555 | To the Earl of Shelburne

    No 18

    Boston July 27. 1767

    My Lord

    As the Secretary is now transmitting the Acts passed here last Session, I should, according to my usage, have transmitted, at the same time, my observations upon the most remarkable transactions at the last Session. But I am prevented doing this by the Want of Votes; the printing of which has been delayed to an uncommon length of time by the negligence (or possibly the Design of the Clerk of the House.)1 However, as I have before represented to your Lordship some of most particular occurrences,2 It may be sufficient at present3 to add, that during the whole Session, which lasted 4 weeks, The friends of Government kept gaining ground and the faction sinking both in themselves & the Opinion of the People. So that I have great hopes that the Government will find itself Stronger ^in the House^ in the next Session than it has for two years past.

    Since the End of the Session, the Continual Advices of the Vigrous Measures which the parliament were taking for supporting their own as well as the Kings Authority over the Colonies has had a Wonderful Effect upon the disturbers of the peace of this Town. The Merchants in general appear to be satisfied with what is designed4 for trade, & are almost entirely detached from the faction. The friends of Government, among which is allmost evry person of fortune & fashion throughout the province, exult upon the prospect of it. The Authority of Government being restored & the independency of it’s Administrators being established. The Faction itself has thought proper to discontinue the weekly libells, which have, untill 4 or 5 weeks ago, ^for 2 years past^ been constantly issued in an infamous paper appropriated to that business, to the disgrace of civil Government. However Some of them have expressed their dissatisfaction at the proceedings in parliament, & have hinted that they will occasion fresh troubles in this Town; But I don’t beleive that they will either5 dare or be able to raise another disturbance here: if they should, it is most probable that the principal Gentlemen of the Town will join in suppressing & bringing the Offenders to justice.

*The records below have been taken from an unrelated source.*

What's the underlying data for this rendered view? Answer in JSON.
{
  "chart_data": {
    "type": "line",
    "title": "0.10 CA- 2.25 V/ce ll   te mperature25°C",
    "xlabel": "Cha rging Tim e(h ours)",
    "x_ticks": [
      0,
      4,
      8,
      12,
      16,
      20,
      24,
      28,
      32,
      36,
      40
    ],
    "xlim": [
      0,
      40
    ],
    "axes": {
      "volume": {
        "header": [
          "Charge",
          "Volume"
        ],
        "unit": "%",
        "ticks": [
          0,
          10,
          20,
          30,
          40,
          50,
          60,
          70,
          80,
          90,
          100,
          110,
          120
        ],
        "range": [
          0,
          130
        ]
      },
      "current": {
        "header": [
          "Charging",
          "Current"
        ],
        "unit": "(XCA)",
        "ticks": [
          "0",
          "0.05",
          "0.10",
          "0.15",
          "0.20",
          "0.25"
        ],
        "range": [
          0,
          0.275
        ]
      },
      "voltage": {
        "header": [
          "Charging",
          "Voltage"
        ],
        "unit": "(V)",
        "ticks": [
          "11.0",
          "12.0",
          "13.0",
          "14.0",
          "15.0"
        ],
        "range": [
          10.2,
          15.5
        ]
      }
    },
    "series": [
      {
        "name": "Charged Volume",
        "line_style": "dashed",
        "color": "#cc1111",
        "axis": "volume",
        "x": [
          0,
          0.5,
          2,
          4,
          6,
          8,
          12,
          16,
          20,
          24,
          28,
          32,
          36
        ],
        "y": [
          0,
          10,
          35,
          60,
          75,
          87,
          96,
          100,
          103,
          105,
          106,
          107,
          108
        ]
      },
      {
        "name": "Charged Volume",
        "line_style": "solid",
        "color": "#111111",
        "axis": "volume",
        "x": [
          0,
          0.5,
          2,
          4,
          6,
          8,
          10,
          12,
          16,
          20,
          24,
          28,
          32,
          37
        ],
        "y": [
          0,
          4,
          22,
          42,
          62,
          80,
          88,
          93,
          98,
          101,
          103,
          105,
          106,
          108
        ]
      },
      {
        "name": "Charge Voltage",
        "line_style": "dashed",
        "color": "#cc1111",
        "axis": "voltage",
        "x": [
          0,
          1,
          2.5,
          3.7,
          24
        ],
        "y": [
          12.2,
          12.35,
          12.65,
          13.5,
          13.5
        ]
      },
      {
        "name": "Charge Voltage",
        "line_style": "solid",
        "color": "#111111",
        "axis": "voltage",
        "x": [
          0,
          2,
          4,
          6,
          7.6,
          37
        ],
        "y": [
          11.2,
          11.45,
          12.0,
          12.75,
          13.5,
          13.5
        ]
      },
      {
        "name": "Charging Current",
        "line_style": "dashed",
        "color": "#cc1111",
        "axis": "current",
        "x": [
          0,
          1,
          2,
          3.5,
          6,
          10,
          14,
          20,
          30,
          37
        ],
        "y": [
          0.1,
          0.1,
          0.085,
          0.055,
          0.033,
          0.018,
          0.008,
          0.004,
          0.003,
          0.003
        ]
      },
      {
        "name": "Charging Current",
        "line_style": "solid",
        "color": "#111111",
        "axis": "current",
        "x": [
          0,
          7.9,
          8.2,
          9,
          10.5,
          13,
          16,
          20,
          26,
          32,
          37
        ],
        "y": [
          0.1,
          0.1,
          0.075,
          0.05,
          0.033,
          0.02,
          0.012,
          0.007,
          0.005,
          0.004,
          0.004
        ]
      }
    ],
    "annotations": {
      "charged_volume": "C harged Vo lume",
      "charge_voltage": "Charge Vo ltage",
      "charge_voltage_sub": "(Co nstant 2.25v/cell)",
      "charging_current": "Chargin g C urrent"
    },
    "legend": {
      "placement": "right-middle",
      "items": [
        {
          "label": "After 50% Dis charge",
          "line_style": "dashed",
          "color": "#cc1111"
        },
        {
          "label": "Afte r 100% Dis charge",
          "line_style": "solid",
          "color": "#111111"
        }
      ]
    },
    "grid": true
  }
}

    I have thought proper to give your Lordship this short detail tho’ it is no part of the business of this letter. In regard to the Acts now transmitted, there are none of them that at present require any Observations of mine. The Act for reviving the Indian trade Act was passed in obedience to your Lordships letter of Sep 13, which I by my letter of Dec 30th said I would lay before the Assembly at a proper time. This I did last Session, which was the time for reviving the Indian trade Act, & it passed with much less difficulty, than it has used to do. This Act, if it can be carried into Execution, which is Very difficult, sufficiently provides for the peace of the Indians .6

    I am, with great respect, My Lord Your Lordships most obedt & most humble Serv[ant]

    Fra Bernard

    The Right Honble The Earl of Shelburne

    ALS, RC      CO 5/756, ff 85-86.